The Flagg family didn’t pick my hand, and instead used tennis-racquet-shaped instruments to whack the berry bushes and drop ripe berries into buckets beneath.

In a mult-day trip the family might return to Kalispell with more than 1,000 gallons, depending how long they stayed in prime territory.

While picking, the children were charged with separating the pretty berries from the mediocre ones. Flagg recalls his “ingenious” father devising a system which would do this for them.

A chute, run up the second floor of the Flagg house (which still stands, on Seventh Avenue West in Kalispell) would lead to a canvas stretched taut below. The buckets of berries would roll down the chute and the full, tasty berries would hit the canvas, bounce outward and roll onto a tarp on the lawn below.

Refuse, like leaves and branches, wouldn’t bounce, but rather fall below to a brush pile.

“People would come from around the neighborhood and take photos of us doing this,” Flagg said. “We’d take this big, perfect berries and go around to the rich area of town selling them to rich folks for $1 a gallon. Nowadays I think you can buy them for $50 a gallon.”

Whatever berries didn’t sell to “rich folks” would be sold to the cannery down the street, making money for the family. The Flaggs also operated a sawmill and did other odd jobs to provide for the family.

“A dollar was money,” Flagg said. “Times were real tough. You hardly ever saw money.”

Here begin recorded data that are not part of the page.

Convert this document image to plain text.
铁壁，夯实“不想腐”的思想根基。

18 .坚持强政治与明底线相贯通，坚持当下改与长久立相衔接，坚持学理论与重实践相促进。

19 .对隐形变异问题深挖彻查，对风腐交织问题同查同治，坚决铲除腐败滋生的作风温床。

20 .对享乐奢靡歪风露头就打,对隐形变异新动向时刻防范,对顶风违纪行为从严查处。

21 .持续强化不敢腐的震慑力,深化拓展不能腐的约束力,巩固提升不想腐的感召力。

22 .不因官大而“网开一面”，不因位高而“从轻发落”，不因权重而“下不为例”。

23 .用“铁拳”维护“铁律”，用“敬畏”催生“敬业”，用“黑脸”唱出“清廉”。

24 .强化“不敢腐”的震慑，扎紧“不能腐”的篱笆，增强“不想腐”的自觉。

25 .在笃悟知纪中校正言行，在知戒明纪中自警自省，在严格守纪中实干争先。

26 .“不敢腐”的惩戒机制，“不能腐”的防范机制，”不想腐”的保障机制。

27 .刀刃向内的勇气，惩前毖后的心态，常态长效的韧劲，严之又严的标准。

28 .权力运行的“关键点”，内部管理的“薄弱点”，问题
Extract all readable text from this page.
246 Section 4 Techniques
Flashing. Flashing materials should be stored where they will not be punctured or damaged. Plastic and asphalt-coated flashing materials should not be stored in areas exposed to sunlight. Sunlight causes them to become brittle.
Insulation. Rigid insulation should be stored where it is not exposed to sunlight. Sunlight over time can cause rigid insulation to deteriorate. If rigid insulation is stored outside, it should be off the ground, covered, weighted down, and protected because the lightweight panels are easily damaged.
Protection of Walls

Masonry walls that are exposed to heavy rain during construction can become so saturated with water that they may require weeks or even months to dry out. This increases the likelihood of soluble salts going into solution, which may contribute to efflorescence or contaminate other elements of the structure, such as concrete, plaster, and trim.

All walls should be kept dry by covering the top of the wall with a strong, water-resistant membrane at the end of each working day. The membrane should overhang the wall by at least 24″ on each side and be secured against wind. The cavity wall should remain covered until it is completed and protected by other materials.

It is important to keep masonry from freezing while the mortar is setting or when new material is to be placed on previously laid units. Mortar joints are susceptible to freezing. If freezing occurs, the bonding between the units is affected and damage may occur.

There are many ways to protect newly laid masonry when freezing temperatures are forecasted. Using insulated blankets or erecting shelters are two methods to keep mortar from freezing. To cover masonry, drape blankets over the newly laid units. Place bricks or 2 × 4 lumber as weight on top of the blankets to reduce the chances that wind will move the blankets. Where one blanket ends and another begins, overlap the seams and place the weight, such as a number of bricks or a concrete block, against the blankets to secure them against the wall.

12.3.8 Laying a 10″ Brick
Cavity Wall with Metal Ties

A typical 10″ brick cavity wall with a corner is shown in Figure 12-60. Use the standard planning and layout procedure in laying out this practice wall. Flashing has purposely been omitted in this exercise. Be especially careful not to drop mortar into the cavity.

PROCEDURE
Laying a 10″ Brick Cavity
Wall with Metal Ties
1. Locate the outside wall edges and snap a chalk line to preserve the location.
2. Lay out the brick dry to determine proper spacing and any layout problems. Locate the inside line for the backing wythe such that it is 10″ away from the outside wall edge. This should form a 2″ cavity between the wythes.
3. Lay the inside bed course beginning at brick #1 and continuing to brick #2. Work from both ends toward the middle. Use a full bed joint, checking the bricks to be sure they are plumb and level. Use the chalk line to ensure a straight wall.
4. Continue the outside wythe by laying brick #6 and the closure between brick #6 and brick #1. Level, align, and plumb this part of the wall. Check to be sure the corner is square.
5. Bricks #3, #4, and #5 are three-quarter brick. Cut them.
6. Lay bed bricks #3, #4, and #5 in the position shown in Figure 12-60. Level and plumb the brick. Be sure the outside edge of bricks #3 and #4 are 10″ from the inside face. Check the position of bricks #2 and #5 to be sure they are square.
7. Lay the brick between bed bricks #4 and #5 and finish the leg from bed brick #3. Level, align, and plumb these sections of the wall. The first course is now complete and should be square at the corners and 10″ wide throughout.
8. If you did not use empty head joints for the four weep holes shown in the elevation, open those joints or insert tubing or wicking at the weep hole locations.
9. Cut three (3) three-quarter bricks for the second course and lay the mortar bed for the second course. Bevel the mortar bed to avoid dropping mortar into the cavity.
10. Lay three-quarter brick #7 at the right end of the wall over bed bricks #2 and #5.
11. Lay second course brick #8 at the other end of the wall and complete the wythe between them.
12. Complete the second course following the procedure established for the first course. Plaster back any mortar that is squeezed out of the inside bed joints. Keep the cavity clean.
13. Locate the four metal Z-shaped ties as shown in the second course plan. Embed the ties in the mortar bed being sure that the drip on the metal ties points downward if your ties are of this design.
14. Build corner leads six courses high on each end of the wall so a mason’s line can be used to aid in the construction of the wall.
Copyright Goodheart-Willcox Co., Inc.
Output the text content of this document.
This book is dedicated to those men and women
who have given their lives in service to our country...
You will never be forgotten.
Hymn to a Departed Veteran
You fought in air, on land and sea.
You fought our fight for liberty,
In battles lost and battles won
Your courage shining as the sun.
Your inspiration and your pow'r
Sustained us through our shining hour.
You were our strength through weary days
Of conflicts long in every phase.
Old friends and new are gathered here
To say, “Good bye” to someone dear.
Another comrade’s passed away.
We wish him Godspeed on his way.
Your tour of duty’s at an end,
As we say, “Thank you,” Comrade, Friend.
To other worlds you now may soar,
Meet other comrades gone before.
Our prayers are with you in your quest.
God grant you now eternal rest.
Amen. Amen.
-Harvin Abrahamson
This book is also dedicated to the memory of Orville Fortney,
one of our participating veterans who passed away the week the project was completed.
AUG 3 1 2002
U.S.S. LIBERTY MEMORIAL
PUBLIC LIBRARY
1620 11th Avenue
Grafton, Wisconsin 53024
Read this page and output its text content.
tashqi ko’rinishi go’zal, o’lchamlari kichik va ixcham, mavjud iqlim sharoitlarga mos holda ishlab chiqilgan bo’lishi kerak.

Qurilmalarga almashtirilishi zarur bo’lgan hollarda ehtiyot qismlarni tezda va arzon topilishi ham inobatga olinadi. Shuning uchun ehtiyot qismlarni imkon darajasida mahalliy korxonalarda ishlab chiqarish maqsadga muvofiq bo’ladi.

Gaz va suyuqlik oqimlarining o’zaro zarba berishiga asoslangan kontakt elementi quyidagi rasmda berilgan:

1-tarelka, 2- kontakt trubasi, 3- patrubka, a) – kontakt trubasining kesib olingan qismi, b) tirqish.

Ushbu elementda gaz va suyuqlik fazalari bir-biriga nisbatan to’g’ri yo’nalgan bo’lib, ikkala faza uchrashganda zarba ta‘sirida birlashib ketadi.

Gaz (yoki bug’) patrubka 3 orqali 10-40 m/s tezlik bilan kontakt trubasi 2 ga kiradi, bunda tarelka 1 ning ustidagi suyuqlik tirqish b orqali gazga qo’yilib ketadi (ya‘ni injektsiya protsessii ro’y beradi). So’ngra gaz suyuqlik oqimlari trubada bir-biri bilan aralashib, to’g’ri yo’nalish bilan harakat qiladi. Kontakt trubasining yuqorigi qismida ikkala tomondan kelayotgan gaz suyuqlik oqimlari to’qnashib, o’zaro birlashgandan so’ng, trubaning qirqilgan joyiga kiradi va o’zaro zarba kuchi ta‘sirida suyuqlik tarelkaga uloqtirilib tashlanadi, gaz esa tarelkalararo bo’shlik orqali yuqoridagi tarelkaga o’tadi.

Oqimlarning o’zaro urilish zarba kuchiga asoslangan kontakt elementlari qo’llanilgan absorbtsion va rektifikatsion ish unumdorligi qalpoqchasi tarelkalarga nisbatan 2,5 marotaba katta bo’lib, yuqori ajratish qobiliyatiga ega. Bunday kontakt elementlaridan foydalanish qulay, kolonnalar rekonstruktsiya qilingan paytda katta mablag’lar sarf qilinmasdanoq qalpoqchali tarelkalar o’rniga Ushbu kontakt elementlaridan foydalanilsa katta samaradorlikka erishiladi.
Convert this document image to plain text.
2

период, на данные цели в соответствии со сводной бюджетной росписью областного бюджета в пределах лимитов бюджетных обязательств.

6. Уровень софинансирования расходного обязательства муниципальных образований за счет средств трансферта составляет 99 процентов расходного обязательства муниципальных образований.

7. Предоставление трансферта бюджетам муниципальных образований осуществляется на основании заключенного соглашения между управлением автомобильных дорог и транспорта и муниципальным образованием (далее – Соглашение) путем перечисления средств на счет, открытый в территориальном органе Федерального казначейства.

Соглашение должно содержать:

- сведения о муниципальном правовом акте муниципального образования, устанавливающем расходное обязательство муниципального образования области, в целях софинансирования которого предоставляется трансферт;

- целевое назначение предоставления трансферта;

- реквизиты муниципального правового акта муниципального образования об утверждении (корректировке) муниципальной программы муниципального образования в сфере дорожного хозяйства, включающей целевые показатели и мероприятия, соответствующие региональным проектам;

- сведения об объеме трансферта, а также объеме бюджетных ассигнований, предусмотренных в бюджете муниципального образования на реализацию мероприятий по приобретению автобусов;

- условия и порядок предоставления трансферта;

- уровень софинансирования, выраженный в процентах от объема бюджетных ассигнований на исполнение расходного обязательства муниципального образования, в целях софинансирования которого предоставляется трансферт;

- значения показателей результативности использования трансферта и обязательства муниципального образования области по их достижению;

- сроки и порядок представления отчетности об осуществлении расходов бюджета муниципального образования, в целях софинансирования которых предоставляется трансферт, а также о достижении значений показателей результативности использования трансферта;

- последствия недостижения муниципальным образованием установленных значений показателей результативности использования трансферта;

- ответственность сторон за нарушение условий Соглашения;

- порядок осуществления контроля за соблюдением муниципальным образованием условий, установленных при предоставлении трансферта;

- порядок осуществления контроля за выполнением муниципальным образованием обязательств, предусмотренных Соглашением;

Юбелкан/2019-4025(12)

The rich days of “huckleberrying” ended when Flagg’s mother died in 1939. With this grievous loss to the family and with the improving economy as a result of a world headed to war, traveling to the Fisher for berries became too much work for too little payoff.

Flagg went on to become a chiropractic physician, and officially retired just three years ago. He still practices on friends and family.

“Chiropractic is just adjusting bones,” he said. “But they can’t move by themselves. A muscle had to move them there. Balance the muscle and balance the body.”

Other schools of chiropractic thought came and went, and Flagg learned from all of them. 

He said he never went back huckleberrying, but he never really thought much about it.

“Everything we did, we did as a family,” Flagg said. “I thought going to pick berries was just part of being in the family.”

Times were tough, but so was the Flagg family.